Big Bad Wolves opens with a beautifully staged, slow-motion sequence in which two little girls and their boy pal play a game of hide-and-seek in and around a cabin in the woods—ending with one of the girl's disappearance and only a shiny red shoe in her place. It's a clear indicator that Keshales and Papushado have fairy tales on their minds, albeit one incredibly grim tale. A police investigation leads to the discovery of the little girl's body in an empty field, tied to a chair.
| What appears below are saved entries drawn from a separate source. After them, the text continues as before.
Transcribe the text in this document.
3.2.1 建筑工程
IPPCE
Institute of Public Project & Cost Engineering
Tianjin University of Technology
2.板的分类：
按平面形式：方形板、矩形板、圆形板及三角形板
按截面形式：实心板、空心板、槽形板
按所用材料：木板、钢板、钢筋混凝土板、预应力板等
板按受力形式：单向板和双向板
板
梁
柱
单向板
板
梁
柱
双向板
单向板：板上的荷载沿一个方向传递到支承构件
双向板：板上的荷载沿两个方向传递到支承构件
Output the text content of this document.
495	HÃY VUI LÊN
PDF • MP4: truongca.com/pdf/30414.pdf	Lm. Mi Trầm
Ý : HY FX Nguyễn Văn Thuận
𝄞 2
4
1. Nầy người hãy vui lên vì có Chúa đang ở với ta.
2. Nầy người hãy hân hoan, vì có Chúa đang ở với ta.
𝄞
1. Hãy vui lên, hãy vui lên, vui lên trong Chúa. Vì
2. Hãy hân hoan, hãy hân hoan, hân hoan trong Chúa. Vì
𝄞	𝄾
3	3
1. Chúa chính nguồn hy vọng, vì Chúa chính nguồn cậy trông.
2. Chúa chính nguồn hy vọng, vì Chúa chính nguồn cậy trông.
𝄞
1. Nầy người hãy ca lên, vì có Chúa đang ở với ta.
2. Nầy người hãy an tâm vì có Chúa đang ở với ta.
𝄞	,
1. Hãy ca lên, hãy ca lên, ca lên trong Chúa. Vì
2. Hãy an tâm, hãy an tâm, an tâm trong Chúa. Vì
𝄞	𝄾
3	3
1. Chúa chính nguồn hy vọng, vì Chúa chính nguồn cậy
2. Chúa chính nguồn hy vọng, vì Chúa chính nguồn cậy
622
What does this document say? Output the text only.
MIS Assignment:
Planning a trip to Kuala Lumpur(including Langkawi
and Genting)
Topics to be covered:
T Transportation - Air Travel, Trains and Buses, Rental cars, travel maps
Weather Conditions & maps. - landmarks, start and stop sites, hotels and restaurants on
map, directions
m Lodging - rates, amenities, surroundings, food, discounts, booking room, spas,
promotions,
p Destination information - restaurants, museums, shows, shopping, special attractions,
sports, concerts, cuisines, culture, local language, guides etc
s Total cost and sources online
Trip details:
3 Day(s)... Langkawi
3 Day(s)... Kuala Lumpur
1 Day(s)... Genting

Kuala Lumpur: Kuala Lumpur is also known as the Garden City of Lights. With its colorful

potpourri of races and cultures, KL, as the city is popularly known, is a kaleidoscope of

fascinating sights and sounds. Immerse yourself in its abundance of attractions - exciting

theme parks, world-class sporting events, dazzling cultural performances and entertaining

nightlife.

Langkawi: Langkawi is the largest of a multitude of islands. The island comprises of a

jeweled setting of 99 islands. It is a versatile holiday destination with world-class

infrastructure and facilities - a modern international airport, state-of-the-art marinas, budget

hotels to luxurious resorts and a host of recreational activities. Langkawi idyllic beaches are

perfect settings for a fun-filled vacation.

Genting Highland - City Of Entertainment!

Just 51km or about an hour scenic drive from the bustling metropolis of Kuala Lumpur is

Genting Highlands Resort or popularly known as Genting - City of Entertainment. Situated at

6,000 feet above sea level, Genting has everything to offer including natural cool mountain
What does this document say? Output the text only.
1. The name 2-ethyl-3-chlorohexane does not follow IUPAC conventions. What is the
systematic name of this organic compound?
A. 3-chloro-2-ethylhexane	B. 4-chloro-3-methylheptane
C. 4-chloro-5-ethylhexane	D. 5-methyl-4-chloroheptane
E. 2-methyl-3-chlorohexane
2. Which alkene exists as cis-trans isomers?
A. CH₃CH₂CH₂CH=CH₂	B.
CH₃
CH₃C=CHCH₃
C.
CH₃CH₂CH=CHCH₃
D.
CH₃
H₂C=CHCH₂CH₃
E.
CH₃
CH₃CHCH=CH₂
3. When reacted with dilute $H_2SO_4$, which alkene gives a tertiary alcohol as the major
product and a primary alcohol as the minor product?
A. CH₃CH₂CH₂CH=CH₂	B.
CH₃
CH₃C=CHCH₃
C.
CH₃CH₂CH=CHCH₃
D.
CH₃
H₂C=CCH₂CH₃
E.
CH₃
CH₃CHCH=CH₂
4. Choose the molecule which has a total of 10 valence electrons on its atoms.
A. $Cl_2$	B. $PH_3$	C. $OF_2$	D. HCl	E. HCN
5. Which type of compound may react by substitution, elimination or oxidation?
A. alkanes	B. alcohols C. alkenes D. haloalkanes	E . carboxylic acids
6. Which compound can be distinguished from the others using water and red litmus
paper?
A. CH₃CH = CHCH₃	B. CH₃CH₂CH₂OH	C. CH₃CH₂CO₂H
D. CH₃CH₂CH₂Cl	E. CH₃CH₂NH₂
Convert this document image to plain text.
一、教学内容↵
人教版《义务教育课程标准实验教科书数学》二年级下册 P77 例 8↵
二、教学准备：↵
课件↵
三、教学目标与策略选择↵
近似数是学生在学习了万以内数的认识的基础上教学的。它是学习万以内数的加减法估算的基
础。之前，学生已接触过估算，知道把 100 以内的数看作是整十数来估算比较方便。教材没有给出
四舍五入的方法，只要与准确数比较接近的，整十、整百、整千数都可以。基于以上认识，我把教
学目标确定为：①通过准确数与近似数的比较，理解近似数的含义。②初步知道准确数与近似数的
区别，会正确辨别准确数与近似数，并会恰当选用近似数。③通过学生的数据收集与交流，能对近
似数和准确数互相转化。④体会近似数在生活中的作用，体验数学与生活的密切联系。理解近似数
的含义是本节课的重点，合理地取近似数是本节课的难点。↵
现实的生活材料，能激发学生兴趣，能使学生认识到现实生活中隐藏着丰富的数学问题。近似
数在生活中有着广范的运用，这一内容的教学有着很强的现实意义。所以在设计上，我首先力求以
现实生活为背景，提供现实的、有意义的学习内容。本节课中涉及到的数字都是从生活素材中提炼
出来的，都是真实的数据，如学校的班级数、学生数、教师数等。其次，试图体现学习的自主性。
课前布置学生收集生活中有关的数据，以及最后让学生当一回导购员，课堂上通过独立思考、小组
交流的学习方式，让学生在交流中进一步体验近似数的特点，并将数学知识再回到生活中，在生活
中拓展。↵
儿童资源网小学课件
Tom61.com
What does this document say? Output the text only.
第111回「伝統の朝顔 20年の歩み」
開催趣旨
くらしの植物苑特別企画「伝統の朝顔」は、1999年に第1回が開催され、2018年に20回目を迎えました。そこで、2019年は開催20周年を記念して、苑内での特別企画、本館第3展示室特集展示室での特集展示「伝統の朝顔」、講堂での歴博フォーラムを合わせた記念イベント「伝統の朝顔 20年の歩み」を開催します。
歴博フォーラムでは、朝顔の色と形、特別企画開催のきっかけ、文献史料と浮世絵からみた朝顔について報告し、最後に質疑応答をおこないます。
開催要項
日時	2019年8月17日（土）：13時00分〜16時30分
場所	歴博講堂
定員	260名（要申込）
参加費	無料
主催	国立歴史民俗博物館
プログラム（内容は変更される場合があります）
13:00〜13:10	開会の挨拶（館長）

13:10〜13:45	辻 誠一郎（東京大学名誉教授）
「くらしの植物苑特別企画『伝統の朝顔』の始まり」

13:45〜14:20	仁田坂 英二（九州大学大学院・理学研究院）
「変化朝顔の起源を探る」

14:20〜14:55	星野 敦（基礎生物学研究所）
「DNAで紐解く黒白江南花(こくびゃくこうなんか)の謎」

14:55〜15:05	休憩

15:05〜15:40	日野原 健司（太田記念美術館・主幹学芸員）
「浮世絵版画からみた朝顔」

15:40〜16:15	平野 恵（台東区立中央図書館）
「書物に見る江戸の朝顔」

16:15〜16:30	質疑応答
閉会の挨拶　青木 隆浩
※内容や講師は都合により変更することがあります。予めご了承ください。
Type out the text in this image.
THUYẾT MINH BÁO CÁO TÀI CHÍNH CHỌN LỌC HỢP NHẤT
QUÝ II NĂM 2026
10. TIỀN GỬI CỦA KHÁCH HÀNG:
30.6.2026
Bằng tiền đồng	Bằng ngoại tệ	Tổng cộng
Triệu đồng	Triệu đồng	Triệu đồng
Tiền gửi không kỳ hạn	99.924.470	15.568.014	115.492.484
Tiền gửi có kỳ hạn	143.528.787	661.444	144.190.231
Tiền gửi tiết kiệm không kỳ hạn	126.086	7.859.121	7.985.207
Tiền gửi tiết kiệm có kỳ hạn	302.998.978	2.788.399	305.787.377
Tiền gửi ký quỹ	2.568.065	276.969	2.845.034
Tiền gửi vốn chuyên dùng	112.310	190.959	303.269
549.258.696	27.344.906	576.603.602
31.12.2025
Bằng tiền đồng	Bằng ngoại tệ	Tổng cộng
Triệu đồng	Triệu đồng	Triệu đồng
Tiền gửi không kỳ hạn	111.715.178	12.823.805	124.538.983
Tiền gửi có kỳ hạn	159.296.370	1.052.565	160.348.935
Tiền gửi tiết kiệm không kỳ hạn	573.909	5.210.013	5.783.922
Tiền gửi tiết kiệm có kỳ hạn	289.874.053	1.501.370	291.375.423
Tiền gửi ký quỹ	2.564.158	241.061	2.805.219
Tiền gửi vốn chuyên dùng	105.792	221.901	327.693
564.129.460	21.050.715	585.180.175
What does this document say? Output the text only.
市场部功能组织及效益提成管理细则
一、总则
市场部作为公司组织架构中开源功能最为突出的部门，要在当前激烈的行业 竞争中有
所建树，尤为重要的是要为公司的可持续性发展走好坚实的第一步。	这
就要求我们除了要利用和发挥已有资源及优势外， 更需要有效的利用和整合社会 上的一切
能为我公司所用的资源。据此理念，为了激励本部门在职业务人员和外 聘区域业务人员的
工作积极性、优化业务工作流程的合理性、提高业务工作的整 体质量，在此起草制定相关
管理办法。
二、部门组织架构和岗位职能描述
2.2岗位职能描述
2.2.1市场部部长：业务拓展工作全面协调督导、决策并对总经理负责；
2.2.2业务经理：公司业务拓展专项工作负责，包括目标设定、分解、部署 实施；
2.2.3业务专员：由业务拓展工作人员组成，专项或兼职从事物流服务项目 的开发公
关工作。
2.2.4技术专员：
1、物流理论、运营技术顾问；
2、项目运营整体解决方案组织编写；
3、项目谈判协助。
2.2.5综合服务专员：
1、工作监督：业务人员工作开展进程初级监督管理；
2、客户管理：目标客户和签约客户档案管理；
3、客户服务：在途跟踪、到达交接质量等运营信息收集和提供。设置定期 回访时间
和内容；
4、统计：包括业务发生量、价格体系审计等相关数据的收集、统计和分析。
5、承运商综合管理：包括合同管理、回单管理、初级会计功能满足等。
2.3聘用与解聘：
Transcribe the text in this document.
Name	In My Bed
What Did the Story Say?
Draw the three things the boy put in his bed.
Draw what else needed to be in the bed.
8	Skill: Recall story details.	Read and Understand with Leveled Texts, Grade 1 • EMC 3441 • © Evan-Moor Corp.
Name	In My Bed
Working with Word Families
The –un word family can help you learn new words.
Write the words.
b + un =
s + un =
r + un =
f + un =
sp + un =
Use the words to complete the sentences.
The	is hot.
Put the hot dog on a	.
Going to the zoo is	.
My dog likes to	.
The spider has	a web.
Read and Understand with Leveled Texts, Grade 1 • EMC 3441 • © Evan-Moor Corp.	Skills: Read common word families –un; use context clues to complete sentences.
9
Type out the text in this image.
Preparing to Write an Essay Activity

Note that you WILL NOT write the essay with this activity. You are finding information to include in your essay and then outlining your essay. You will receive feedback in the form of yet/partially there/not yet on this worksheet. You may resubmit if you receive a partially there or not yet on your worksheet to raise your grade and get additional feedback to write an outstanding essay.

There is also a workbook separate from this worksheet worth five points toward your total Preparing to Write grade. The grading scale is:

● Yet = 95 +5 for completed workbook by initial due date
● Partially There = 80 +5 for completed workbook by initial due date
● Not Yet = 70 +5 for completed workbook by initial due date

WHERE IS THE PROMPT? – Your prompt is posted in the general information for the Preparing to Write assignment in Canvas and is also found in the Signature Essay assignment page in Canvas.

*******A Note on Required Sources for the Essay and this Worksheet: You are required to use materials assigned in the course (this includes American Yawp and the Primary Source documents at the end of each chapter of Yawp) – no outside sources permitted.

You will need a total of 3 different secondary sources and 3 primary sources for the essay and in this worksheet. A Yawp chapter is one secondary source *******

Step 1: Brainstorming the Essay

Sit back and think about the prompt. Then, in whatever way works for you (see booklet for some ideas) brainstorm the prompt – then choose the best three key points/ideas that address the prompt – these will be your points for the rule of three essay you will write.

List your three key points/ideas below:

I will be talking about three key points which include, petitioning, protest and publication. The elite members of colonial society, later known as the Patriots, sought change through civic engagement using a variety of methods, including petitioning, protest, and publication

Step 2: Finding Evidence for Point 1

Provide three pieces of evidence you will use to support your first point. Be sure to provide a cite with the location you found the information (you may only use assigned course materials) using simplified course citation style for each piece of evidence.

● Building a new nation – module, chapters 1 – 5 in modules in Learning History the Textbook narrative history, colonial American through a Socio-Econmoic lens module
The lead detective, Miki (Lior Ashkenazi) has his sights on a schoolteacher suspect, Dror (Rotem Keinan), a nebbish, lonely guy who lives in his dead parents' house and only finds companionship in his snippy pet dog.

Also ready to pin the girl's death on Dror is her father, Gidi (Tzahi Grad), a former member of Lebanon's armed forces who buys an isolated cabin, redecorates the basement into a torture chamber, and, soon enough, sees both Miki and Dror down there with them. Along with a rusty pair of pliers, a hammer, a blow torch, and other weapons of bodily destruction that Gidi's not about to let sit idly by.

The dark beauty of Big Bad Wolves is that, considering how familiar that plot synopsis no doubt sounds, nothing happens predictably, or even safely. Keshales and Papushado cleverly blur the lines between good and evil, treating the prime suspect as more of a victim than his sadistic, law-breaking abusers, though they don't spell out whether Dror is innocent or if he's indeed a serial child murderer. The closer Big Bad Wolves gets to its downbeat yet fully earned conclusion, the more difficult it is to form an allegiance to any one character. And that's exactly what the filmmakers want the viewer to do, too, giving all three of the main protagonists unique, fleshed-out personalities. The torturers can't bash a single finger in without fielding annoying phone calls from their pesky wives; an unexpected guest, related to one of the men, who stops by and gets his own bloodthirsty jollies off is proficient in both maiming and comedic timing.

Keshales and Papushado pull off a difficult tightrope act here, teetering back and forth tonally from comedy to thriller and psychological horror. Big Bad Wolves is all of those without ever tipping its scale toward any particular style—it's the slickest and most entertaining serial killer film since Kim Jee-woon's 2011 gem I Saw the Devil, and a film that deserves to be seen on wide scale.